ZEPHYR — Zephyr High School senior Jennifer Simpson said she knows what it is to struggle.

The 18-year-old has overcome dyslexia, Irlene syndrome — which, like dyslexia, impacts reading — and short-term memory loss.

Because of her own struggles, Simpson — who was recently selected as a recipient of the Mary Michaels Memorial Scholarship — wants to become a special education teacher.

She plans to attend Cisco College and later Tarleton State University. She hopes to work in a small community, but will go “wherever God leads me to because He’s the one in charge of everything,” Simpson said. “I go where He thinks best for me.”

Simpson is the daughter of Ricky and Rhonda Simpson of Zephyr and is the youngest of seven children.

Simpson has worked hard to make it this far in her education, and she is determined to reach her goal of becoming a special education teacher.

"I want to become a teacher because I know what it is like to struggle every day in school," Simpson said. "Without the years of supportive and encouraging teachers, I do not know if I’d be graduating this year.

"One day, I want to be that supportive and caring teacher for other students. I believe I will be a good teacher because I am patient, kind and reassuring. I love helping children learn to believe in themselves and reach their goals. I know what students who have learning disabilities need in a teacher, and I am determined to be that for them."

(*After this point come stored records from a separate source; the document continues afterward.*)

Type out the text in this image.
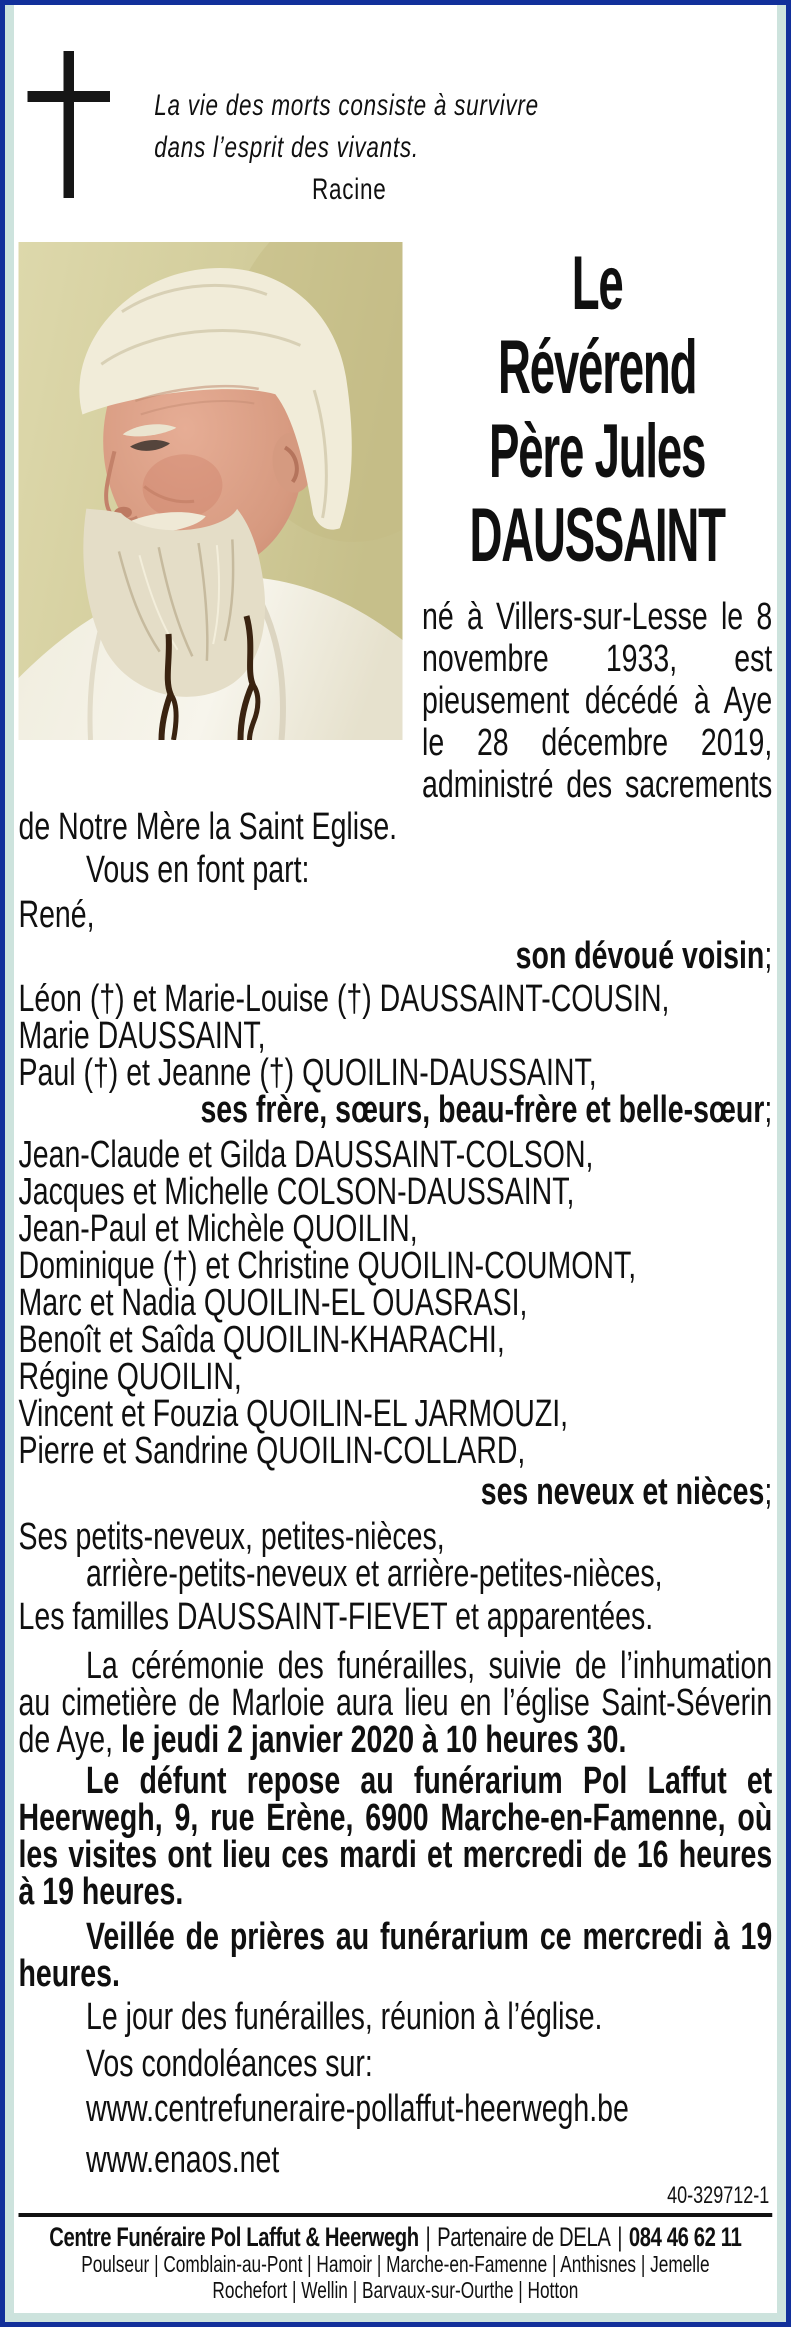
La vie des morts consiste à survivre
dans l’esprit des vivants.
Racine
Le
Révérend
Père Jules
DAUSSAINT

né à Villers-sur-Lesse le 8 novembre 1933, est pieusement décédé à Aye le 28 décembre 2019, administré des sacrements de Notre Mère la Saint Eglise.

Vous en font part:

René,

son dévoué voisin;

Léon (†) et Marie-Louise (†) DAUSSAINT-COUSIN,

Marie DAUSSAINT,

Paul (†) et Jeanne (†) QUOILIN-DAUSSAINT,

ses frère, sœurs, beau-frère et belle-sœur;

Jean-Claude et Gilda DAUSSAINT-COLSON,

Jacques et Michelle COLSON-DAUSSAINT,

Jean-Paul et Michèle QUOILIN,

Dominique (†) et Christine QUOILIN-COUMONT,

Marc et Nadia QUOILIN-EL OUASRASI,

Benoît et Saîda QUOILIN-KHARACHI,

Régine QUOILIN,

Vincent et Fouzia QUOILIN-EL JARMOUZI,

Pierre et Sandrine QUOILIN-COLLARD,

ses neveux et nièces;

Ses petits-neveux, petites-nièces,

arrière-petits-neveux et arrière-petites-nièces,

Les familles DAUSSAINT-FIEVET et apparentées.

La cérémonie des funérailles, suivie de l’inhumation au cimetière de Marloie aura lieu en l’église Saint-Séverin de Aye, le jeudi 2 janvier 2020 à 10 heures 30.

Le défunt repose au funérarium Pol Laffut et Heerwegh, 9, rue Erène, 6900 Marche-en-Famenne, où les visites ont lieu ces mardi et mercredi de 16 heures à 19 heures.

Veillée de prières au funérarium ce mercredi à 19 heures.

Le jour des funérailles, réunion à l’église.

Vos condoléances sur:

www.centrefuneraire-pollaffut-heerwegh.be

www.enaos.net

40-329712-1
Centre Funéraire Pol Laffut & Heerwegh | Partenaire de DELA | 084 46 62 11
Poulseur | Comblain-au-Pont | Hamoir | Marche-en-Famenne | Anthisnes | Jemelle
Rochefort | Wellin | Barvaux-sur-Ourthe | Hotton
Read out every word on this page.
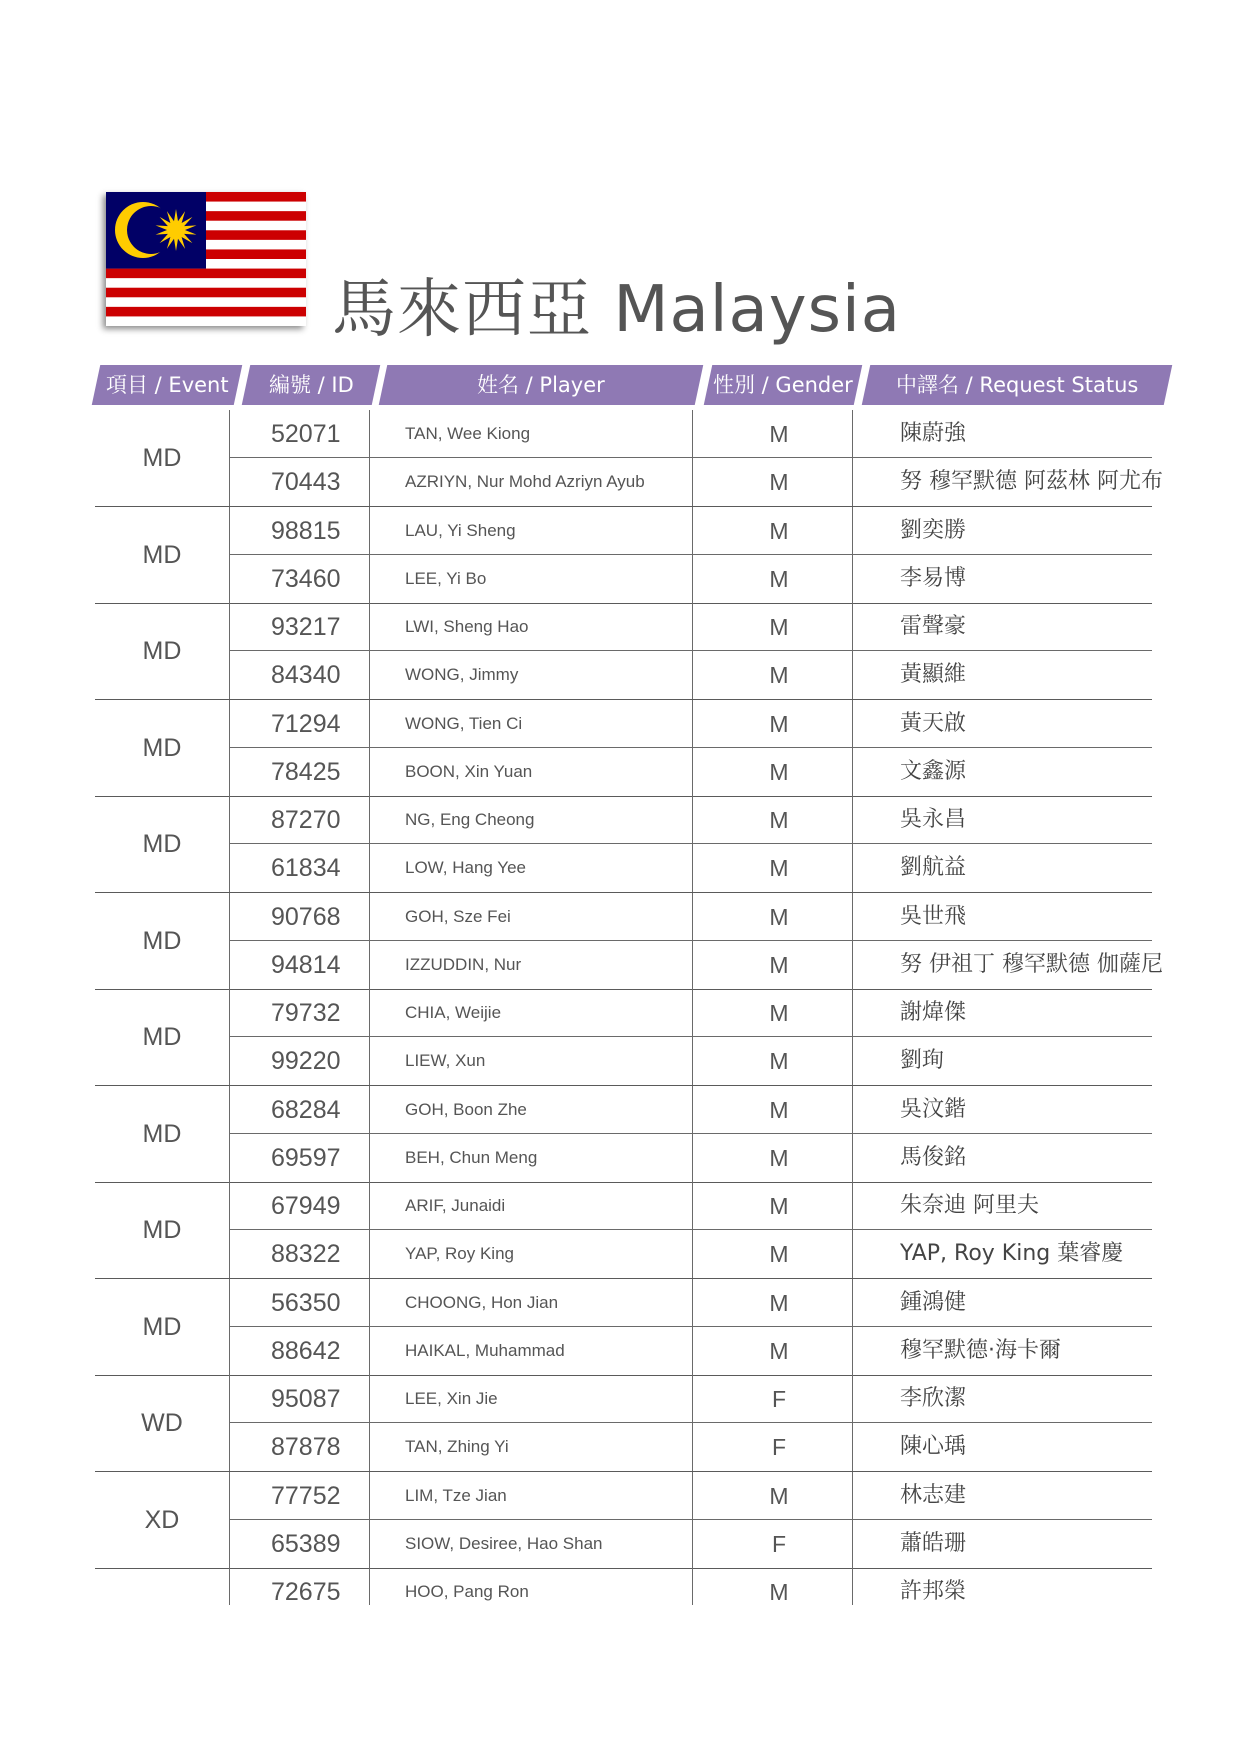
馬來西亞 Malaysia
項目 / Event	編號 / ID	姓名 / Player	性別 / Gender	中譯名 / Request Status
MD
52071	TAN, Wee Kiong	M	陳蔚強
70443	AZRIYN, Nur Mohd Azriyn Ayub	M	努 穆罕默德 阿茲林 阿尤布
MD
98815	LAU, Yi Sheng	M	劉奕勝
73460	LEE, Yi Bo	M	李易博
MD
93217	LWI, Sheng Hao	M	雷聲豪
84340	WONG, Jimmy	M	黃顯維
MD
71294	WONG, Tien Ci	M	黃天啟
78425	BOON, Xin Yuan	M	文鑫源
MD
87270	NG, Eng Cheong	M	吳永昌
61834	LOW, Hang Yee	M	劉航益
MD
90768	GOH, Sze Fei	M	吳世飛
94814	IZZUDDIN, Nur	M	努 伊祖丁 穆罕默德 伽薩尼
MD
79732	CHIA, Weijie	M	謝煒傑
99220	LIEW, Xun	M	劉珣
MD
68284	GOH, Boon Zhe	M	吳汶鍇
69597	BEH, Chun Meng	M	馬俊銘
MD
67949	ARIF, Junaidi	M	朱奈迪 阿里夫
88322	YAP, Roy King	M	YAP, Roy King 葉睿慶
MD
56350	CHOONG, Hon Jian	M	鍾鴻健
88642	HAIKAL, Muhammad	M	穆罕默德·海卡爾
WD
95087	LEE, Xin Jie	F	李欣潔
87878	TAN, Zhing Yi	F	陳心瑀
XD
77752	LIM, Tze Jian	M	林志建
65389	SIOW, Desiree, Hao Shan	F	蕭皓珊
72675	HOO, Pang Ron	M	許邦榮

Simpson said a couple of factors influenced her when she was younger toward working in special education. Her older sister sometimes took care of a special needs child, and when Simpson was a cheerleader at Seals Gymnastics, she worked with a special needs team. 

“That’s when I realized that’s what I wanted to do,” Simpson said. “I wanted to help kids.”

She was diagnosed with short-term memory loss as a fifth-grader.

“It got to the point where I would read something, and by the time I got to the questions on the test, I had no clue what I just read,” Simpson said, noting that teachers “were so patient with me.”

She learned to compensate for memory issues using tactics such as writing things down on sticky notes.

As a Zephyr student, Simpson has played basketball and been a cheerleader, and has been involved in the Fellowship of Christian Athletes and the FFA. She attends Zephyr Baptist Church.

“I love helping children learn to believe in themselves and reach their goals,” Simpson said. “I know what students who have learning disabilities need in a teacher, and I am determined to be that for them."